Este slideshow necessita de JavaScript.

Nasceu em Stockton, EUA em 1969, vive e trabalha em Rhode Island, EUA.

Silhuetas cortadas de papel preto em contraste com a parede branca mostram cenas que podem parecer ao mesmo tempo violentas, engraçadas e até românticas entre personagens de vestuário vitoriano. A artista plástica estadunidense e afro-descendente Kara Walker, autora desses polêmicos trabalhos, cria imagens caricaturescas que proporcionam, para que quem as vê, sentimentos contraditórios em relação as situações apresentadas, o que não acontece por acaso. A artista afirma em entrevista que seus trabalhos possuem parte da sua experiência em relação a raça na qual ela já quis ao mesmo tempo ser a heroína e matar a heroína. O nome de uma de suas exposições, “Meu complemento, meu inimigo, meu opressor, meu amor”, ilustra bem esse conflito interno em relação a si e ao outro.

Em seu país, diferente daqui, houve um longo período de desigualdade jurídica, e o racismo, ideologia que sustenta a opressão por distinção de raças (compreendidas no sentido sociológico e não biológico), lá, se manifesta explicitamente, especialmente no sul do país, para onde a artista se mudou aos 13 anos. Tal ideologia, no Brasil, possui traços muito específicos, sendo constantemente camuflada e/ou diluída em questões de classe, embora não menos cruel. Essas especificidades podem fazer toda a diferença na interpretação do trabalho de Kara Walker, já que raça, racismo e opressão são alguns de seus temas constantes. Sendo assim, o/a espectador/a brasileiro/a corre o risco de perceber sua obra como a confirmação do mito de que o racismo é uma coisa estrangeira e que  não nos diz respeito, ou em outras palavras, uma confirmação do mito da igualdade racial.
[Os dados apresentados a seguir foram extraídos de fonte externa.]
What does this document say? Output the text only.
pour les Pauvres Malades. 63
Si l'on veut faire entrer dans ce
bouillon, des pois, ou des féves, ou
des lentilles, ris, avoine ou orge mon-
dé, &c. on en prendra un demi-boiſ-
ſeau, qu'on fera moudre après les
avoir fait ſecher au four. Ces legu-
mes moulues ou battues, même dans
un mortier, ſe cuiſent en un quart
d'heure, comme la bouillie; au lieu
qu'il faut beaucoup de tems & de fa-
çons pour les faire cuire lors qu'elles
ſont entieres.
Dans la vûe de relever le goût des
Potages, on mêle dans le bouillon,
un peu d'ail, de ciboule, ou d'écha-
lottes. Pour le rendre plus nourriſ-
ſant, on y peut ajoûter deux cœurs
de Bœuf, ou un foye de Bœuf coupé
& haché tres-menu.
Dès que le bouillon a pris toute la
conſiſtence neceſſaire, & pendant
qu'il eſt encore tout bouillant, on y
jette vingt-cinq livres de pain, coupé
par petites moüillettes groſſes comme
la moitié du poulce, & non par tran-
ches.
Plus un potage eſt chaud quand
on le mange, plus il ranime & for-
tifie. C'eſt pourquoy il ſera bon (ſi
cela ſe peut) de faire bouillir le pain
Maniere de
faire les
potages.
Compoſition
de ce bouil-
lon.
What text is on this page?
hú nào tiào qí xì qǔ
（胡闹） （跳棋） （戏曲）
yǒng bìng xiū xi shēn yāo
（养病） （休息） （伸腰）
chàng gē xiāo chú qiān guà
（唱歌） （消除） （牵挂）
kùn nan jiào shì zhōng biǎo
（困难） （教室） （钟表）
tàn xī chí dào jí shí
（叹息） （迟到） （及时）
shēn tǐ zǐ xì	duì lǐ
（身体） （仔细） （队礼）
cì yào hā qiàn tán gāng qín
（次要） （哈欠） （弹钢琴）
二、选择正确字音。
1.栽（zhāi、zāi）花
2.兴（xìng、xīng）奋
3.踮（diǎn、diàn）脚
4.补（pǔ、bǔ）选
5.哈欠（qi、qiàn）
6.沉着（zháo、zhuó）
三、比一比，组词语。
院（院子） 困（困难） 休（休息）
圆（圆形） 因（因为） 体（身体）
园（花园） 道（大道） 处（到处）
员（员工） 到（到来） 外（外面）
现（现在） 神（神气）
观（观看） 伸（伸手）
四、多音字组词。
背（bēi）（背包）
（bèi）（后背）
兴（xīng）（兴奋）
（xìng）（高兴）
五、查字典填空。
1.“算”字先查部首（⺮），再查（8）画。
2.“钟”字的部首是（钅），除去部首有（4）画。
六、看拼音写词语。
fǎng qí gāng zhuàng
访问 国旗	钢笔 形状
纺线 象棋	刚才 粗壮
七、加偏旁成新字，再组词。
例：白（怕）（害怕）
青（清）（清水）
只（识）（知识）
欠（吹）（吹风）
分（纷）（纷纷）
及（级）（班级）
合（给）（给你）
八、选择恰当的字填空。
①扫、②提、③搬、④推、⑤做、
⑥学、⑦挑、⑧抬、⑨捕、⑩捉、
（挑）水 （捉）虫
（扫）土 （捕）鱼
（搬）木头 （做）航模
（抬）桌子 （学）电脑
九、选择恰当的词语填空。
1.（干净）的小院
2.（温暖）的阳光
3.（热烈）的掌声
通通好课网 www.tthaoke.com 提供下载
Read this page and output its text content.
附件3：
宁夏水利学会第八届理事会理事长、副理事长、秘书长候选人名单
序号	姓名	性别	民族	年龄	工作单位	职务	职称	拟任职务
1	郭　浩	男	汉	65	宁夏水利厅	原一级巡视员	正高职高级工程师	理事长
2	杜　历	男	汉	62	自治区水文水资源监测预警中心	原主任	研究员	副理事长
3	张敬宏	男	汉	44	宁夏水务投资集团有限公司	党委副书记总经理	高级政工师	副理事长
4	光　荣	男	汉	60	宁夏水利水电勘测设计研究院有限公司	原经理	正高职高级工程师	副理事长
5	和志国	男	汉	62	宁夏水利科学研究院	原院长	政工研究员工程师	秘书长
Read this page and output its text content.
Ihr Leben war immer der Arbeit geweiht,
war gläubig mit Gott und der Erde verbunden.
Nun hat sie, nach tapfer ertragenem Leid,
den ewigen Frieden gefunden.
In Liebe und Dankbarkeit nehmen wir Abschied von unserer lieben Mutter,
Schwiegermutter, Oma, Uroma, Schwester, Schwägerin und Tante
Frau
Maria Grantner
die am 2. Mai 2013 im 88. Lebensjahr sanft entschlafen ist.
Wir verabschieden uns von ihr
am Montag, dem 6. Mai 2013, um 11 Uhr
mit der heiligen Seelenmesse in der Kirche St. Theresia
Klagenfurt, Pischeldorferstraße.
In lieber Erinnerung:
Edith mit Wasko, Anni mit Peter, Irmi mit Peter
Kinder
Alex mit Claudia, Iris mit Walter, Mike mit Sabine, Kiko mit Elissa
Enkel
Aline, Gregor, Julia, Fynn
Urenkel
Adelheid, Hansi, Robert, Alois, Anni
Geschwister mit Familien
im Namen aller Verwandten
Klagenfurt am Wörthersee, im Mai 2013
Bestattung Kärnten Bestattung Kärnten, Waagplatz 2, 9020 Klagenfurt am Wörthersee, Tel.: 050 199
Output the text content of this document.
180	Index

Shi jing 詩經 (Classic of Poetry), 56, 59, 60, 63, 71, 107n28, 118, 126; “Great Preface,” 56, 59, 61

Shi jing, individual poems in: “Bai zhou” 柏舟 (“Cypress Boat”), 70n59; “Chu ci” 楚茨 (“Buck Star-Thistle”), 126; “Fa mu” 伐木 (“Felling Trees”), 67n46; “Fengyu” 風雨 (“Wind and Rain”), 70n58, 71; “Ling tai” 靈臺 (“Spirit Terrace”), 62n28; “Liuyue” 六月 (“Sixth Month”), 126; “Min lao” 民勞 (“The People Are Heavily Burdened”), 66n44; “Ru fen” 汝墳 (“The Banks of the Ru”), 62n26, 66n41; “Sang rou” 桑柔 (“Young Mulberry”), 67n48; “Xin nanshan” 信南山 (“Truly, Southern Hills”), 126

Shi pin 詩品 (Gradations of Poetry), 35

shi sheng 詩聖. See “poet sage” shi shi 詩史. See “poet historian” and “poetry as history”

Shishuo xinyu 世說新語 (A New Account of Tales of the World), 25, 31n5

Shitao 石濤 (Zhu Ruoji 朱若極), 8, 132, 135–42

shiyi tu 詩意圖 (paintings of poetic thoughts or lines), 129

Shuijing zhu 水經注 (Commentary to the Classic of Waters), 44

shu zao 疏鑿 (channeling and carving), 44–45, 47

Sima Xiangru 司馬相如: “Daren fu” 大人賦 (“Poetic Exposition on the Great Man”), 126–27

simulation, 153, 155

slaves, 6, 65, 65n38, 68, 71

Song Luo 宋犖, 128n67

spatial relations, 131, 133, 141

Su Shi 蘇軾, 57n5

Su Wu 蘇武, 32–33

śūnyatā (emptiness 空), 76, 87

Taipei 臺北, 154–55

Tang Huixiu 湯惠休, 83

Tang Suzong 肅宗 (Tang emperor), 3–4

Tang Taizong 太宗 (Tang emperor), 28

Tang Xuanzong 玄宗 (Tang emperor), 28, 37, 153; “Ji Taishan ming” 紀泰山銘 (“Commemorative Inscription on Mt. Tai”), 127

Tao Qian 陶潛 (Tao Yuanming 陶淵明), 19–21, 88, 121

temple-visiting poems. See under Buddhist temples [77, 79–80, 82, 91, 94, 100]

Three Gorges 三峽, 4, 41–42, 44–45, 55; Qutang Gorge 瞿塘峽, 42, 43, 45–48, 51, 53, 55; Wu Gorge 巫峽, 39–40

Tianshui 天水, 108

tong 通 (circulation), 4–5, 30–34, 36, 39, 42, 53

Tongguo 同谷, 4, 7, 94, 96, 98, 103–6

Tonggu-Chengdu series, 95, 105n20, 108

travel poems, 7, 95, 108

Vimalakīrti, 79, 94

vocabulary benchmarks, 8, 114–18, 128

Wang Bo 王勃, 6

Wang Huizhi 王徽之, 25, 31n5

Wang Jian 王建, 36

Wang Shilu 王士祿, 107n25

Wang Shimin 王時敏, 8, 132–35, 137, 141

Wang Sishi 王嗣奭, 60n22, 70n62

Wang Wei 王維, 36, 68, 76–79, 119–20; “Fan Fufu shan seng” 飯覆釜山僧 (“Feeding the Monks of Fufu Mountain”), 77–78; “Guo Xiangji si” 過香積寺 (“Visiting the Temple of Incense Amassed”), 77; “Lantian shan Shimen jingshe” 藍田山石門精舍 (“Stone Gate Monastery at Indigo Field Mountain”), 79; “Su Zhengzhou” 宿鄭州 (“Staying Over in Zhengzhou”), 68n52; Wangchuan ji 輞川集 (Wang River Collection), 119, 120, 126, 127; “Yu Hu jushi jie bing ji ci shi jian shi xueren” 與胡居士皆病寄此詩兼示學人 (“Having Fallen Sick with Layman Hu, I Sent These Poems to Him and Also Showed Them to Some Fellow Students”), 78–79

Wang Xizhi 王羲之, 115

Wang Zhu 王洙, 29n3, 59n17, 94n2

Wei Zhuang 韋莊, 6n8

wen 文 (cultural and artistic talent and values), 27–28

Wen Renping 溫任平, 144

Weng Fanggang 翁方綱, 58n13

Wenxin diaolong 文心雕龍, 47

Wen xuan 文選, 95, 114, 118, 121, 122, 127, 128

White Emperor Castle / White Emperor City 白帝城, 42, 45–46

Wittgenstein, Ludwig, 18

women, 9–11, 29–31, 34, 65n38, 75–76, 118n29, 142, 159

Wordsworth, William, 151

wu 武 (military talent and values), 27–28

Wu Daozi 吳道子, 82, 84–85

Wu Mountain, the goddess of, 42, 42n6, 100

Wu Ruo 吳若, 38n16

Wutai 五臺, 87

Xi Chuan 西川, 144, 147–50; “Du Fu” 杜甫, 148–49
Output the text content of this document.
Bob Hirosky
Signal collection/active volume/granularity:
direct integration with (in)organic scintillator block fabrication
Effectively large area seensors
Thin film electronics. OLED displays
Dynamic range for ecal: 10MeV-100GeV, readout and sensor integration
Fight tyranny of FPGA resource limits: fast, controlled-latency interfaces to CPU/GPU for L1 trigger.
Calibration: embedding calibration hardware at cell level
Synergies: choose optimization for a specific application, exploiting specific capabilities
Sobre essa questão a artista se manifestou brevemente em uma entrevista que deu em passagem por São Paulo, quando seu trabalho foi exposto na 25a Bienal, dizendo que ao conhecer Salvador, em 1990, ficou impressionada por perceber como as pessoas negras na cidade mais negra da America Latina eram marginalizadas. O nosso racismo foi evidente para olhos não anestesiados pelo mito. Há um fator em seu trabalho que traduz bem a relação que temos com o racismo no aqui: as silhuetas indicam a dificuldade de se olhar para o assunto, de se encarar essas agressões…

Em “They Waz Nice Folks While They Lasted” (says one Gal to another), de 2001, a artista, além de apontar a dificuldade de encarar o problema inclui necessariamente, por meio de projeções nas paredes onde estão as silhuetas, a sombra do/a espectador/a na história. É como se estivesse dizendo “olha, mesmo que você não queira ver, você é parte dessa história, você é parte dessa violência”.

Já na série de impressões feitas em ilustrações antigas da guerra civil estudunidense chamada Harper’s Pictorical History of Civil War (annotated), de 2005, Walker faz uma espécie de anotação imagética que inclui as pessoas negras na História através de suas silhuetas ou sombras, como quem reivindica um espaço negado na memória de um povo.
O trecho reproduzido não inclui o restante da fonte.